Graceful, slender, fragile, feminine, delicate, dainty – that's the birch, the Lady of the Woods. This tree's silhouette is easily recognisable, its lacy network of drooping branches, from which its Latin name, Betula pendula, is derived, is unique. Its pale grey, white almost, bark is distinctive too, both for its colouring and for its tendency to curl and peel from the trunk.
Birch has the quality of endurance; in our family is an "Eskimo" canoe, three or four inches long, made of a sliver of wood and of now-darkening bark. This was sent to a couple of children in Scarborough, along with a tiny pair of fur-trimmed bark mo
ccasins, by neighbours who had emigrated to Alaska about 80 years ago.
Apart from the decorative, birch, hard-wearing and close-grained, has other uses. At one time the spokes and felloes of the wheels of lighter horse-drawn vehicles were of birch, and so were trinket-boxes, tubs, vats and so on.
It was almost as much in demand as alder for clog-soles, the close grain of the wood making it well-suited for workers on the damp floors of textile mills and coal-mines.
Some years ago I was told by an elderly man that his father's business at Skewsby, on the Howardian Hills, dwindled and eventually closed, partly because the demand for clog-soles petered out; the Harrisons bought standing timber, especially birch, he said, cut it to a suitable size – just about that of a house-brick – and despatched the blocks by rail, to the West Riding from the station known as Hovingham Spa.

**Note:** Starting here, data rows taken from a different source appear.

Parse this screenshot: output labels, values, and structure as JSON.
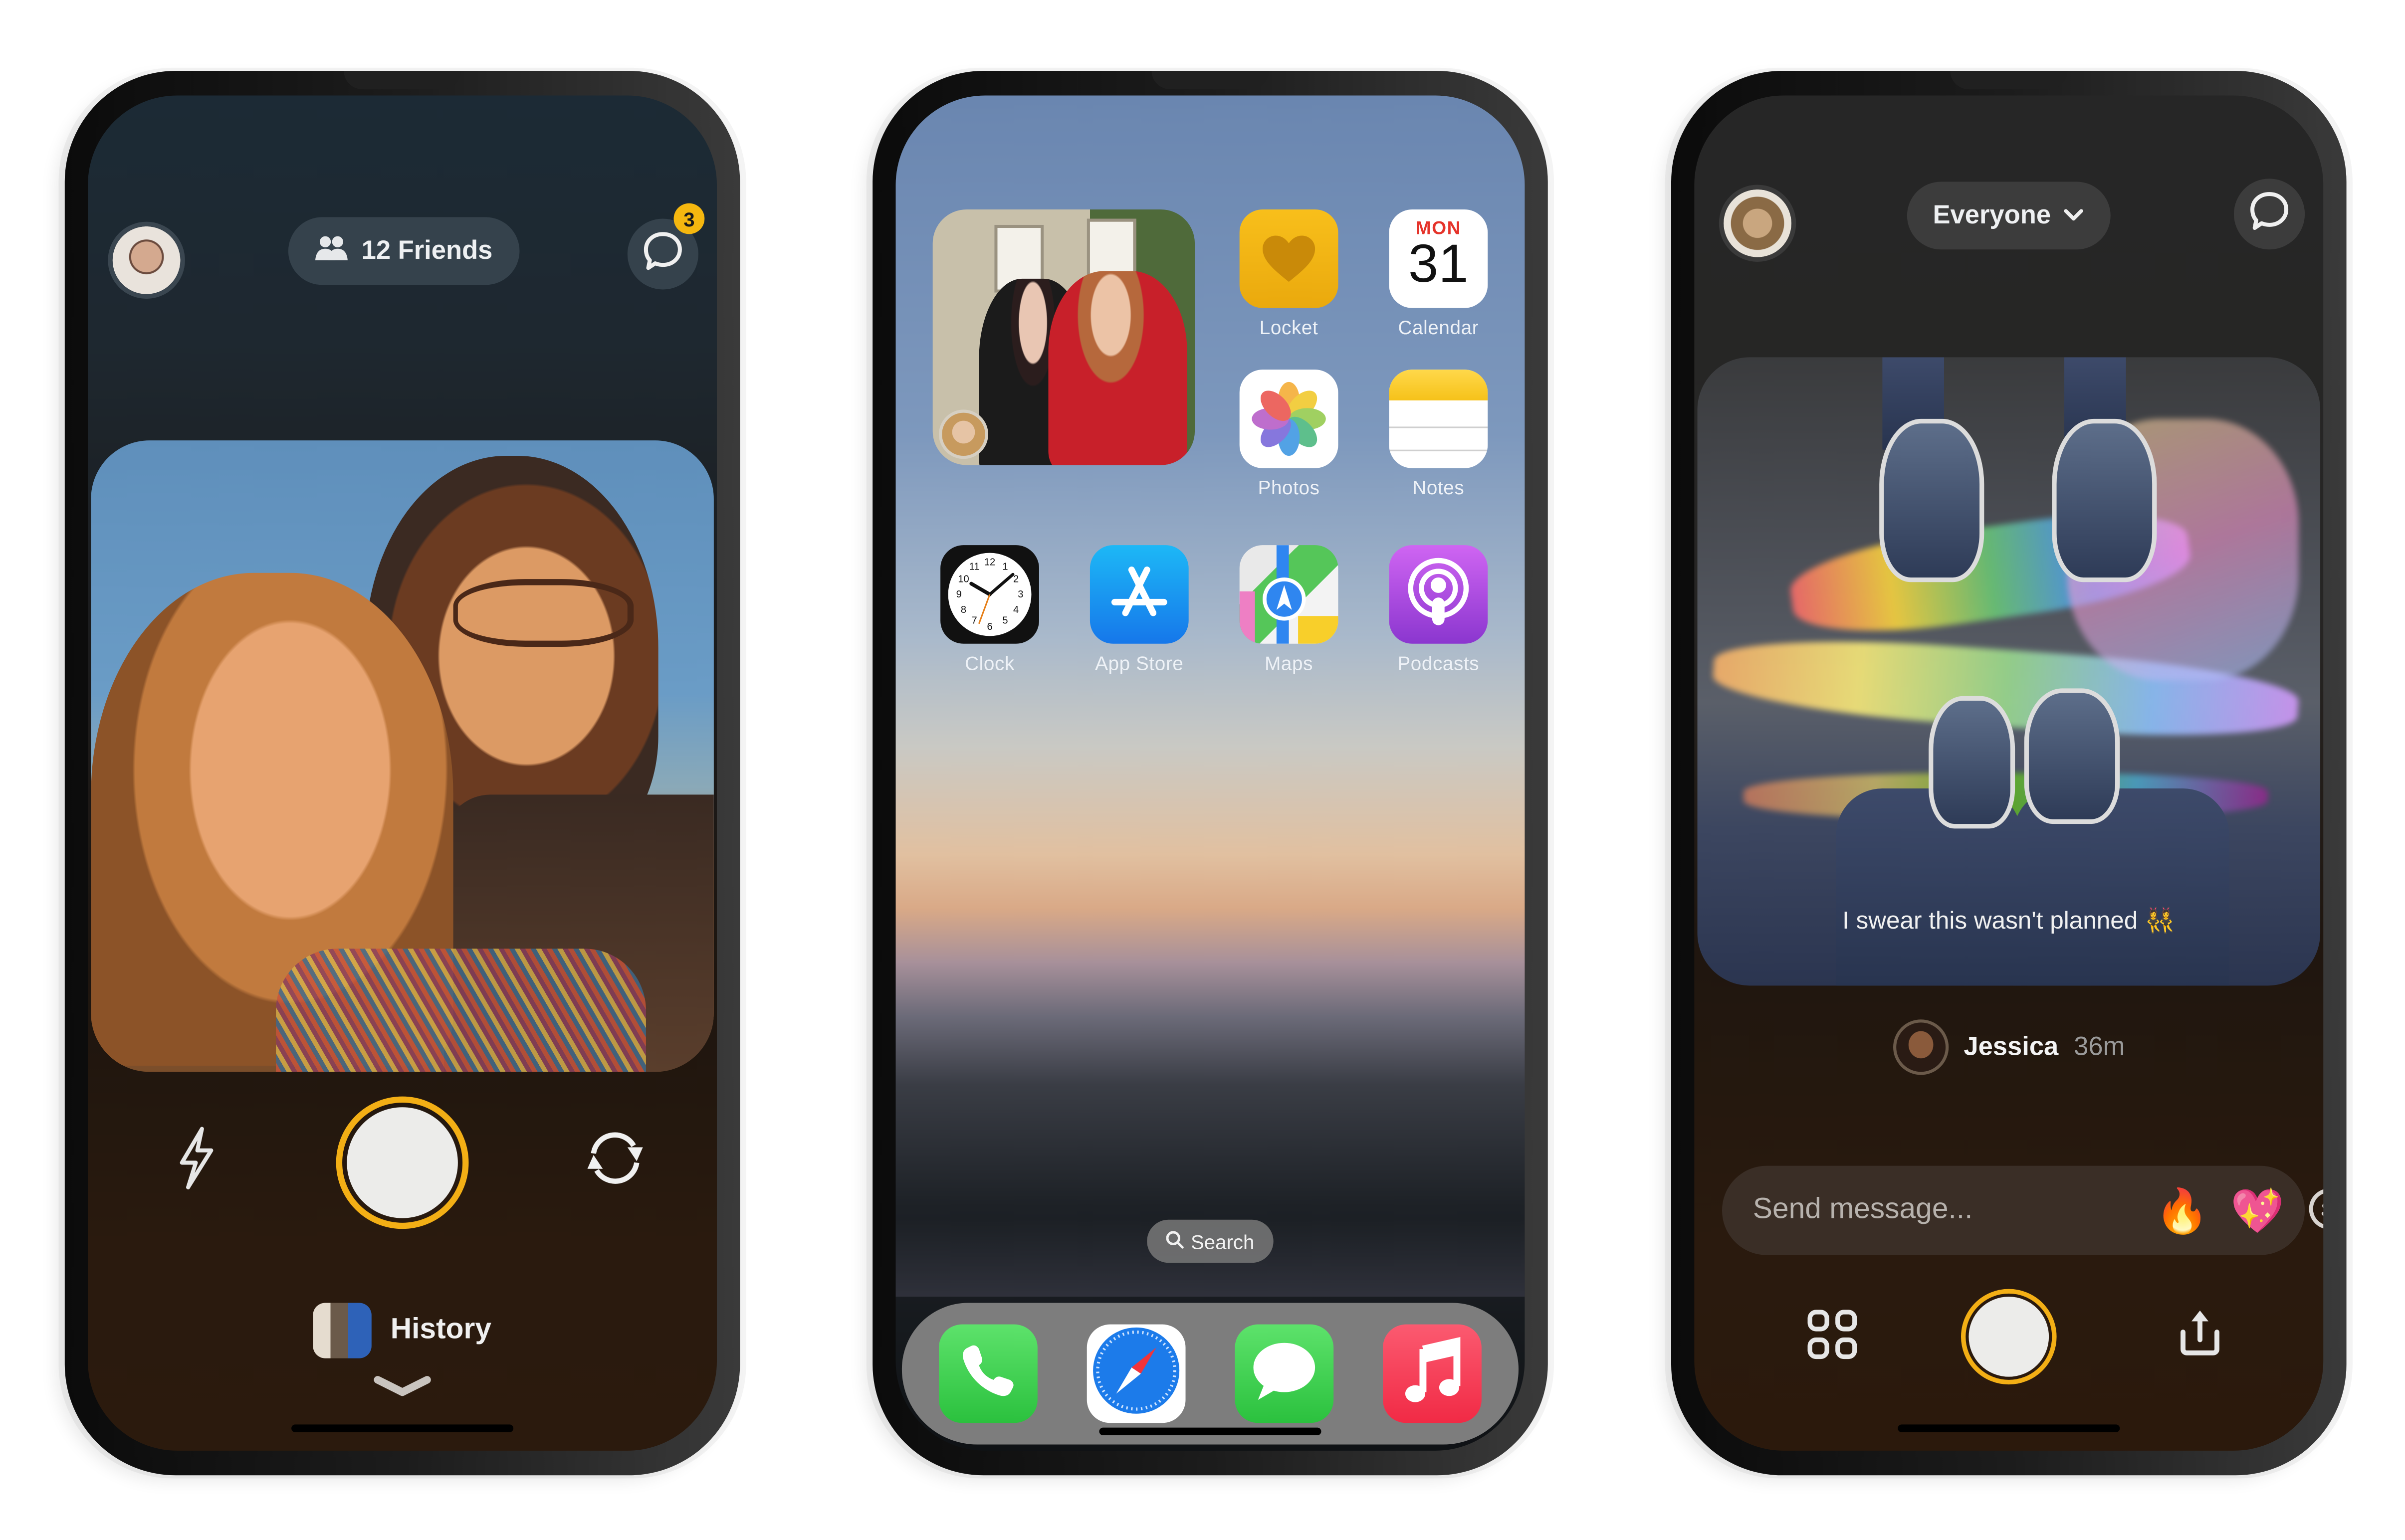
{
  "screens": [
    {
      "name": "camera",
      "friends_pill": {
        "icon": "people-icon",
        "label": "12 Friends"
      },
      "profile_avatar": "profile-avatar",
      "messages": {
        "icon": "chat-bubble-icon",
        "badge": "3"
      },
      "controls": {
        "flash_icon": "flash-icon",
        "shutter": "shutter-button",
        "flip_icon": "flip-camera-icon"
      },
      "history": {
        "label": "History",
        "chevron_icon": "chevron-down-icon"
      },
      "accent_color": "#f3af15"
    },
    {
      "name": "home_screen",
      "widget": {
        "label": "Locket widget photo"
      },
      "apps": [
        {
          "label": "Locket",
          "icon": "heart-icon"
        },
        {
          "label": "Calendar",
          "icon": "calendar-icon",
          "day_of_week": "MON",
          "day": "31"
        },
        {
          "label": "Photos",
          "icon": "photos-flower-icon"
        },
        {
          "label": "Notes",
          "icon": "notes-icon"
        },
        {
          "label": "Clock",
          "icon": "clock-icon"
        },
        {
          "label": "App Store",
          "icon": "app-store-icon"
        },
        {
          "label": "Maps",
          "icon": "maps-icon"
        },
        {
          "label": "Podcasts",
          "icon": "podcasts-icon"
        }
      ],
      "search": {
        "label": "Search",
        "icon": "search-icon"
      },
      "dock": [
        {
          "label": "Phone",
          "icon": "phone-icon"
        },
        {
          "label": "Safari",
          "icon": "safari-compass-icon"
        },
        {
          "label": "Messages",
          "icon": "message-bubble-icon"
        },
        {
          "label": "Music",
          "icon": "music-note-icon"
        }
      ]
    },
    {
      "name": "feed",
      "audience_pill": {
        "label": "Everyone",
        "icon": "chevron-down-icon"
      },
      "messages": {
        "icon": "chat-bubble-icon"
      },
      "post": {
        "caption": "I swear this wasn't planned 👯‍♀️",
        "author": "Jessica",
        "time": "36m"
      },
      "message_bar": {
        "placeholder": "Send message...",
        "reactions": [
          "🔥",
          "💖"
        ],
        "add_reaction_icon": "add-emoji-icon"
      },
      "controls": {
        "grid_icon": "grid-icon",
        "shutter": "shutter-button",
        "share_icon": "share-icon"
      }
    }
  ]
}
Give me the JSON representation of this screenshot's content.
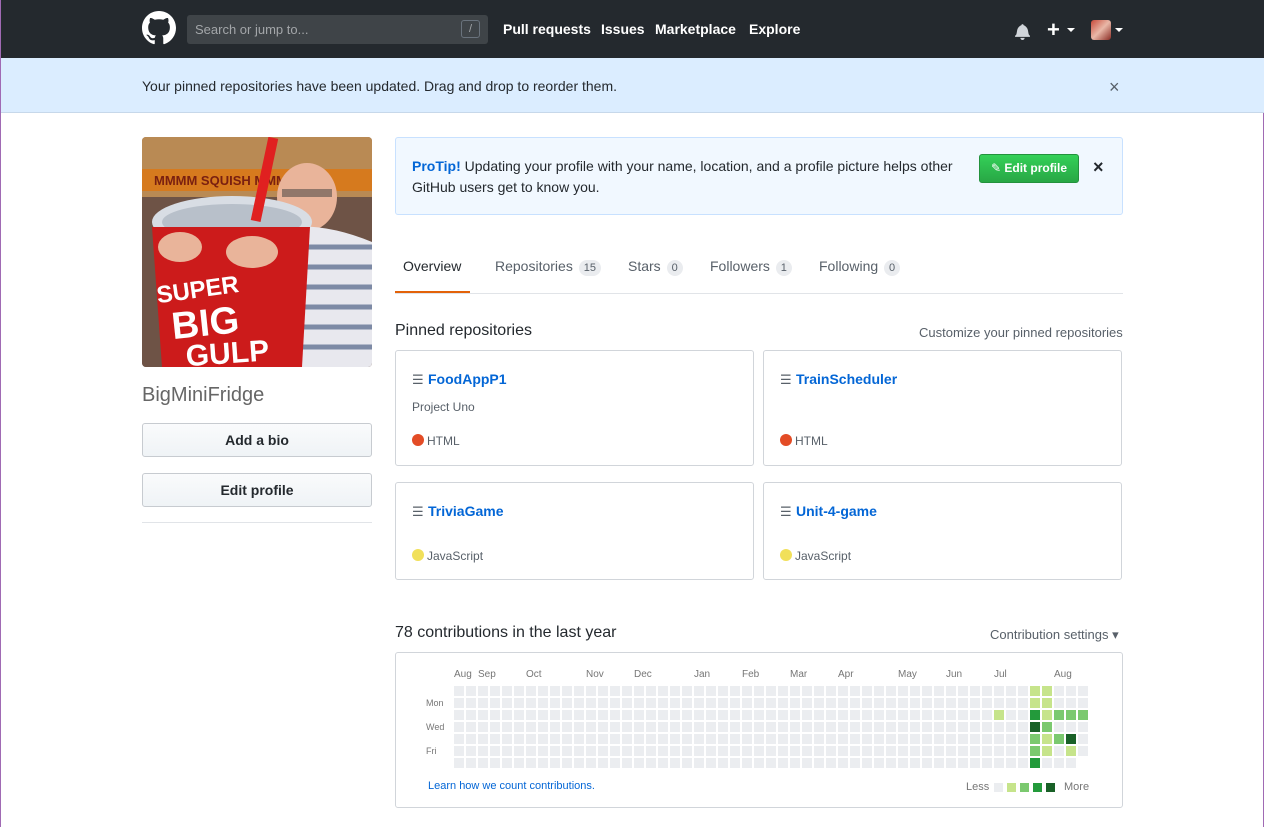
{
  "header": {
    "search_placeholder": "Search or jump to...",
    "slash_hint": "/",
    "nav": [
      "Pull requests",
      "Issues",
      "Marketplace",
      "Explore"
    ],
    "icons": [
      "github-logo-icon",
      "bell-icon",
      "plus-icon",
      "avatar"
    ]
  },
  "flash": {
    "message": "Your pinned repositories have been updated. Drag and drop to reorder them.",
    "close": "×"
  },
  "profile": {
    "username": "BigMiniFridge",
    "add_bio": "Add a bio",
    "edit_profile": "Edit profile",
    "avatar_text_1": "SUPER",
    "avatar_text_2": "BIG",
    "avatar_text_3": "GULP",
    "avatar_sign": "MMMM SQUISH MMMM"
  },
  "protip": {
    "label": "ProTip!",
    "text": " Updating your profile with your name, location, and a profile picture helps other GitHub users get to know you.",
    "button": "Edit profile",
    "close": "×"
  },
  "tabs": [
    {
      "label": "Overview",
      "count": null
    },
    {
      "label": "Repositories",
      "count": "15"
    },
    {
      "label": "Stars",
      "count": "0"
    },
    {
      "label": "Followers",
      "count": "1"
    },
    {
      "label": "Following",
      "count": "0"
    }
  ],
  "pinned": {
    "title": "Pinned repositories",
    "customize": "Customize your pinned repositories",
    "repos": [
      {
        "name": "FoodAppP1",
        "description": "Project Uno",
        "language": "HTML",
        "color": "#e34c26"
      },
      {
        "name": "TrainScheduler",
        "description": "",
        "language": "HTML",
        "color": "#e34c26"
      },
      {
        "name": "TriviaGame",
        "description": "",
        "language": "JavaScript",
        "color": "#f1e05a"
      },
      {
        "name": "Unit-4-game",
        "description": "",
        "language": "JavaScript",
        "color": "#f1e05a"
      }
    ]
  },
  "contributions": {
    "title": "78 contributions in the last year",
    "settings": "Contribution settings ▾",
    "months": [
      "Aug",
      "Sep",
      "Oct",
      "Nov",
      "Dec",
      "Jan",
      "Feb",
      "Mar",
      "Apr",
      "May",
      "Jun",
      "Jul",
      "Aug"
    ],
    "days": [
      "Mon",
      "Wed",
      "Fri"
    ],
    "learn_link": "Learn how we count contributions.",
    "less": "Less",
    "more": "More",
    "colors": [
      "#ebedf0",
      "#c6e48b",
      "#7bc96f",
      "#239a3b",
      "#196127"
    ]
  }
}
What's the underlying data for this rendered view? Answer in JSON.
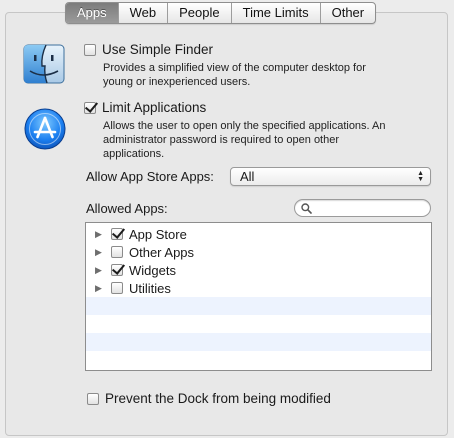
{
  "tabs": [
    {
      "label": "Apps",
      "selected": true
    },
    {
      "label": "Web",
      "selected": false
    },
    {
      "label": "People",
      "selected": false
    },
    {
      "label": "Time Limits",
      "selected": false
    },
    {
      "label": "Other",
      "selected": false
    }
  ],
  "simple_finder": {
    "label": "Use Simple Finder",
    "checked": false,
    "description_lines": [
      "Provides a simplified view of the computer desktop for",
      "young or inexperienced users."
    ],
    "icon": "finder-icon"
  },
  "limit_apps": {
    "label": "Limit Applications",
    "checked": true,
    "description_lines": [
      "Allows the user to open only the specified applications. An",
      "administrator password is required to open other",
      "applications."
    ],
    "icon": "app-store-icon"
  },
  "app_store_apps": {
    "label": "Allow App Store Apps:",
    "selected": "All"
  },
  "allowed_apps": {
    "label": "Allowed Apps:",
    "search_placeholder": "",
    "items": [
      {
        "name": "App Store",
        "checked": true
      },
      {
        "name": "Other Apps",
        "checked": false
      },
      {
        "name": "Widgets",
        "checked": true
      },
      {
        "name": "Utilities",
        "checked": false
      }
    ]
  },
  "prevent_dock": {
    "label": "Prevent the Dock from being modified",
    "checked": false
  },
  "colors": {
    "selected_tab": "#8a8a8a",
    "list_alt_row": "#edf3fe",
    "panel_bg": "#e8e8e8"
  }
}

An old-fashioned practical use, still to be found today, is the besom – birch twigs tied round a stick as a handle, good for sweeping up the leaves at this time of year.
Between Danby and Castleton, in upper Eskdale, there is a stand of birch woodland; beautiful trees, yes, and exquisite leaf-colours, now fading, but look more closely at the trunks. Those ungainly discs – what are they? Birch polypore is the formal name, but in earlier times "razor strop" because country folk used to dry it until it was really hard then use it to sharpen, or "strop", their cut-throat razors.
Very similar at a glance, but not so thick and of a pinky-fawn colour, is the birch-bracket – strong enough for a child to climb up the trunk.
A witch's broom is not a fungus in the same sense as a toadstool is; it is a freak outgrowth, which with a little imagination may resemble a birch-broom or besom. These excrescences appear on birches, as in the example shown at Hazel Head near Goathland, and only rarely on any other kind of tree.
Some abnormal stimulus – an insect, maybe, a virus, or indeed a fungus perhaps, causes a whole cluster small buds to develop very close together. Little harm is done to the tree, the timber is not affected, and other birches close by may be untouched.